Desde a mais remota antiguidade, como seres humanos, quando o espírito reencarna torna-se um indivíduo, isto é, nos individuamos ou nos personalizamos. De acordo com esse enfoque, até os dias de hoje, vimos acentuando nosso egoísmo. Desaprendemos como olhar nos olhos de nossos semelhantes e buscar o calor de um afeto, como por exemplo num abraço aconchegante. Por isso mesmo, adotamos certa passividade diante dos problemas pessoais, coletivos e do mundo, afastando-nos da desejada solidariedade perante os demais. Cremos, há muito tempo, que estamos fortemente separados uns dos outros. O mesmo podemos dizer de nossos países, separados por fronteiras e de nossas religiões, separadas por diferentes crenças e rituais.
Mas um novo paradigma desponta no horizonte das sociedades atuais destronando, passo a passo, a separatividade, pois esta é e sempre foi uma grande ilusão. Estamos unidos desde sempre por uma teia de pensamentos, sentimentos e emoções coletiva invisível. Estamos vendo que a globalização, a tecnologia, a economia, as artes, a ciência, os meios de transporte e a mídia nos mostram que o mundo ficou pequeno e que as fronteiras entre os países são precárias. Alguém disse e é uma grande verdade contemporânea. Podemos até afirmar que os países ricos não estão a salvo da miséria, das doenças e da violência dos países pobres. As nações ricas e poderosas não estão imunes ao sofrimento e à dor que reinam no mudo. Daí, podermos concluir que a separação é uma ilusão; e que um mundo de solidariedade estabelece o caminho para o bem geral de todos.

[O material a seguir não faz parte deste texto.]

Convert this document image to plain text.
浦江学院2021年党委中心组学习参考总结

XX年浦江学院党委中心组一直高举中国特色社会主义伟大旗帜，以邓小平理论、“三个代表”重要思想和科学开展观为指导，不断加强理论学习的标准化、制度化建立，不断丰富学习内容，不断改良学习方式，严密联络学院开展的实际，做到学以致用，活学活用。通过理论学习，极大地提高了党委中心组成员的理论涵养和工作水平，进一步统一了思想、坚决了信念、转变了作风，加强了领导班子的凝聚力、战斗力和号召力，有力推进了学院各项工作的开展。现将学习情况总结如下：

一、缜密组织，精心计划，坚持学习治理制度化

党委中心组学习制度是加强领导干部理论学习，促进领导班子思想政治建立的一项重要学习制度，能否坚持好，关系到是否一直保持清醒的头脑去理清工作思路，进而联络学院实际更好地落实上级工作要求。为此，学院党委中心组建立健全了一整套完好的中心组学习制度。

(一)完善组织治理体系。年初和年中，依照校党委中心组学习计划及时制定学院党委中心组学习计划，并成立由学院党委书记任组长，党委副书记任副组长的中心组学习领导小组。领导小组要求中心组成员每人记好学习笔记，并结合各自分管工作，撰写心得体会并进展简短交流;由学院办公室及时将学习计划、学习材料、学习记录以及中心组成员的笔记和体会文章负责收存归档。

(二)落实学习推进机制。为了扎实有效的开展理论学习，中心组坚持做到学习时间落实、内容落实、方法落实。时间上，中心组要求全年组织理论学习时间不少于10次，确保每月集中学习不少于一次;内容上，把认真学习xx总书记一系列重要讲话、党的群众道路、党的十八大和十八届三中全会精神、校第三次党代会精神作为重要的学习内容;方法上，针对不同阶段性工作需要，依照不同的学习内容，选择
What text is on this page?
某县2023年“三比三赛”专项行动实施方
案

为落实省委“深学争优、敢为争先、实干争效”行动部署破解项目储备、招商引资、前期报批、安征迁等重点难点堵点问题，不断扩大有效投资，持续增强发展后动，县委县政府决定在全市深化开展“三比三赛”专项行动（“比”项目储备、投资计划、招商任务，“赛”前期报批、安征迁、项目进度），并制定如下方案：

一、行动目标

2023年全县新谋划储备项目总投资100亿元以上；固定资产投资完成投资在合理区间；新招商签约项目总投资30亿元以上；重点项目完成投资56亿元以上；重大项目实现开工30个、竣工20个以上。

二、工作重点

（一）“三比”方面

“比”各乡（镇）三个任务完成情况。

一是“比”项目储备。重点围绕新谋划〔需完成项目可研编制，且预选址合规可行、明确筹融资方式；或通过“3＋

Estamos aqui, todos juntos, num mundo-escola chamado Terra, com um destino incerto, fruto do somatório do uso de nosso livre-arbítrio, sendo exercido a cada momento por cada um de nós. Livre-arbítrio é a vontade em ação, sempre sob a responsabilidade de cada indivíduo. Todos os atos, individuais ou coletivos, decorrentes da ação humana, estão sujeitos à lei de causa e efeito, pois toda e qualquer ação produz consequências imediatas ou mediatas, boas ou ruins.
Não devemos nos esquecer que vivemos em um mundo-escola onde muitas oportunidades se nos apresentam para provocar a nossa evolução. Nós podemos ter controle sobre muitas das ações humanas, principalmente de nós mesmos, mas somos desafiados pelas ações de nossos semelhantes e dessas nem sempre podemos escapar. É o caso, por exemplo, dos conflitos armados ou não, das guerras, da fome endêmica, de muitas doenças altamente infecciosas, da raiva, do ódio, da maledicência, da violência, de uma lista infindável de negatividades. E, quando não sabemos nos defender desses conflitos, acabamos sendo responsáveis e cocriadores da dor no mundo. É o que acontece quando não pomos nossa vontade em ação para o bem e o nosso poder de convicção para demover os que têm dúvidas.
No caso oposto, que é o que se espera da humanidade quando atingirmos um certo patamar de evolução, poderemos criar harmonia e paz no planeta desde que criemos primeiro a paz e a harmonia em nós mesmos. E daí procurarmos expandir esta paz para os que estão mais próximo de nós e com eles convivemos diariamente – os nossos familiares, nossos amigos, nosso ambiente de trabalho. Unindo-nos e fazendo um esforço conjunto podemos mudar nossos pensamentos e atitudes para que o bem alcance uma escala mais abrangente, pelo menos, para minimizar a poluição no planeta, livrando-o da destruição. Vemos esforços muito titubeantes nessa direção. Cada adesão pelas nações da Terra a este movimento é um passo a mais que atua como um verdadeiro elo de uma corrente capaz de salvar o planeta de grandes catástrofes ou até mesmo da destruição.